The teams that build reliable production AI aren’t necessarily using better models. They’re investing in context infrastructure: retrieval systems that surface the right information, structured formats that models can navigate efficiently, memory layers that persist relevant context across sessions, and routing logic that decides what context to load for each query type.
This is why AI investment has shifted toward “context layer” infrastructure rather than raw model capability. The models are capable. What they need is a reliable supply of the right information.
What good context engineering looks like
The discipline is still maturing, but several approaches have proven reliable:
Retrieval-augmented generation (RAG) as a foundation. Rather than loading entire knowledge bases into context, RAG systems retrieve only the chunks relevant to a specific query. This keeps context focused and manageable. That said, RAG has real limitations: it requires good chunking strategies, accurate embeddings, and queries that can be matched to relevant passages. RAG also fails in predictable ways when queries require synthesizing information across multiple documents or when the retrieval step surfaces the wrong content.
Structured over raw. Raw text is hard for models to navigate. Structured information with clear hierarchies, labeled fields, and consistent formatting helps models extract what they need without relying on positional attention. Documents transformed into structured representations outperform document dumps in most agentic tasks.
Context as a deliberate design layer. In agent systems, what context gets loaded should be a decision, not an accident. Before a model generates a response, a routing or planning layer should determine what the model needs, retrieve exactly that, and load it in a format optimized for the task. This is more complex to build than a single prompt, but it’s what separates fragile demos from reliable production systems.
Separation across tools. Most teams work across multiple AI tools, and context rarely travels between them. Information shared with one tool disappears when you switch to another. Context engineering for teams often means designing explicit context portability: how does context created in one workflow become accessible in others?
Practical steps
If you’re working with AI systems regularly, a few shifts apply immediately:
-
Diagnose failures as context problems first. Before rewriting a prompt, ask what information the model was missing or had wrong. Most failures have a context explanation.
-
Structure inputs before they hit the model. Raw documents, conversation dumps, and unorganized data all degrade model performance. Investing in preprocessing often yields more improvement than prompt tuning.
-
Design what gets retrieved, not just how queries are phrased. In RAG systems, the retrieval configuration (chunk size, embedding model, top-k, filtering logic) matters more than the prompt that wraps the results.
-
Track what context you’re actually sending. Logging the full context at inference time is the fastest way to debug failures. Most teams don’t do this and end up guessing at causes.

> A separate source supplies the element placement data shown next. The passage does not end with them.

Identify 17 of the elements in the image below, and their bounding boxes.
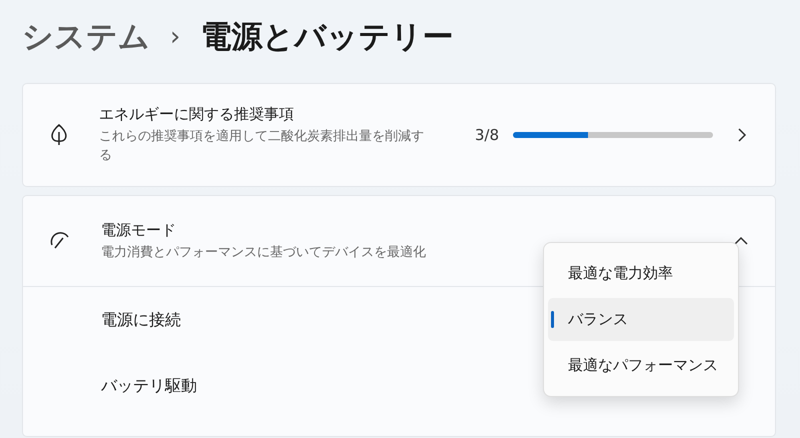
page-title: 電源とバッテリー: [200, 18, 454, 56]
power-mode-description: 電力消費とパフォーマンスに基づいてデバイスを最適化: [101, 244, 427, 262]
menu-item[interactable]: バランス: [548, 298, 734, 341]
chevron-icon[interactable]: [733, 236, 749, 246]
recommendations-description: これらの推奨事項を適用して二酸化炭素排出量を削減する: [99, 128, 425, 165]
breadcrumb-separator: ›: [170, 22, 180, 52]
chevron-right-icon: [737, 127, 747, 143]
menu-item[interactable]: 最適なパフォーマンス: [548, 344, 734, 387]
breadcrumb-parent[interactable]: システム: [22, 16, 150, 58]
gauge-icon: [49, 231, 71, 251]
recommendations-card[interactable]: エネルギーに関する推奨事項 これらの推奨事項を適用して二酸化炭素排出量を削減する 3/8: [22, 83, 776, 187]
progress-count: 3/8: [474, 126, 499, 144]
power-mode-title: 電源モード: [101, 220, 177, 240]
setting-label: 電源に接続: [101, 310, 181, 330]
recommendations-title: エネルギーに関する推奨事項: [99, 105, 295, 124]
setting-label: バッテリ駆動: [101, 376, 197, 396]
leaf-icon: [49, 123, 69, 147]
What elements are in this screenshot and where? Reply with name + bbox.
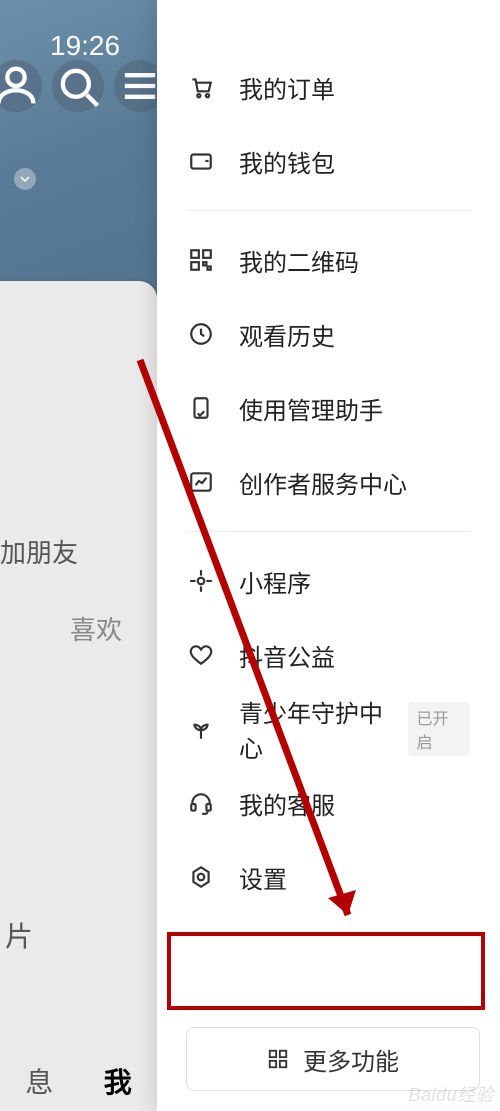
menu-usage-assistant[interactable]: 使用管理助手 (157, 371, 500, 445)
menu-label: 我的二维码 (239, 243, 359, 278)
sprout-icon (187, 715, 215, 743)
menu-charity[interactable]: 抖音公益 (157, 618, 500, 692)
menu-label: 观看历史 (239, 317, 335, 352)
clock-icon (187, 320, 215, 348)
qrcode-icon (187, 246, 215, 274)
cart-icon (187, 73, 215, 101)
menu-label: 使用管理助手 (239, 391, 383, 426)
divider (187, 210, 470, 211)
bottom-nav: 息 我 (0, 1061, 157, 1101)
menu-settings[interactable]: 设置 (157, 840, 500, 914)
status-time: 19:26 (50, 30, 120, 62)
menu-label: 我的钱包 (239, 144, 335, 179)
profile-panel (0, 281, 157, 1111)
divider (187, 531, 470, 532)
phone-check-icon (187, 394, 215, 422)
menu-label: 创作者服务中心 (239, 465, 407, 500)
side-drawer: 我的订单 我的钱包 我的二维码 观看历史 使用管理助手 创作者服务中心 小程序 … (157, 0, 500, 1111)
menu-label: 我的订单 (239, 70, 335, 105)
menu-my-qrcode[interactable]: 我的二维码 (157, 223, 500, 297)
menu-label: 设置 (239, 860, 287, 895)
nav-me: 我 (104, 1061, 132, 1101)
wallet-icon (187, 147, 215, 175)
nav-msg: 息 (25, 1061, 53, 1101)
menu-label: 青少年守护中心 (239, 694, 398, 764)
watermark: Baidu经验 (408, 1081, 494, 1107)
menu-my-wallet[interactable]: 我的钱包 (157, 124, 500, 198)
menu-miniapp[interactable]: 小程序 (157, 544, 500, 618)
heart-icon (187, 641, 215, 669)
headset-icon (187, 789, 215, 817)
menu-label: 小程序 (239, 564, 311, 599)
menu-watch-history[interactable]: 观看历史 (157, 297, 500, 371)
like-tab-text: 喜欢 (70, 610, 122, 647)
gear-icon (187, 863, 215, 891)
grid-icon (267, 1048, 289, 1070)
miniapp-icon (187, 567, 215, 595)
menu-label: 抖音公益 (239, 638, 335, 673)
user-icon (0, 60, 42, 112)
menu-support[interactable]: 我的客服 (157, 766, 500, 840)
menu-teen-guard[interactable]: 青少年守护中心 已开启 (157, 692, 500, 766)
menu-creator-center[interactable]: 创作者服务中心 (157, 445, 500, 519)
search-icon (52, 60, 104, 112)
chart-icon (187, 468, 215, 496)
menu-my-orders[interactable]: 我的订单 (157, 50, 500, 124)
dropdown-icon (14, 168, 36, 190)
pian-text: 片 (5, 915, 33, 955)
more-button-label: 更多功能 (303, 1042, 399, 1077)
menu-label: 我的客服 (239, 786, 335, 821)
teen-guard-badge: 已开启 (408, 702, 470, 756)
add-friend-text: 加朋友 (0, 533, 78, 570)
header-icon-row (0, 60, 166, 112)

Context containers, like those Wire creates, apply this approach at the infrastructure level: processing documents into structured, queryable context that agents can retrieve precisely rather than in bulk. The principle, though, applies regardless of tooling.
Prompt engineering will remain useful. Knowing how to phrase requests clearly, structure few-shot examples, and write effective system instructions still matters. But it’s a small part of what determines whether an AI system actually works. The larger part is context: what the model knows, when it knows it, and how that information is structured.
That’s what context engineering addresses. It’s not a buzzword. It’s the job.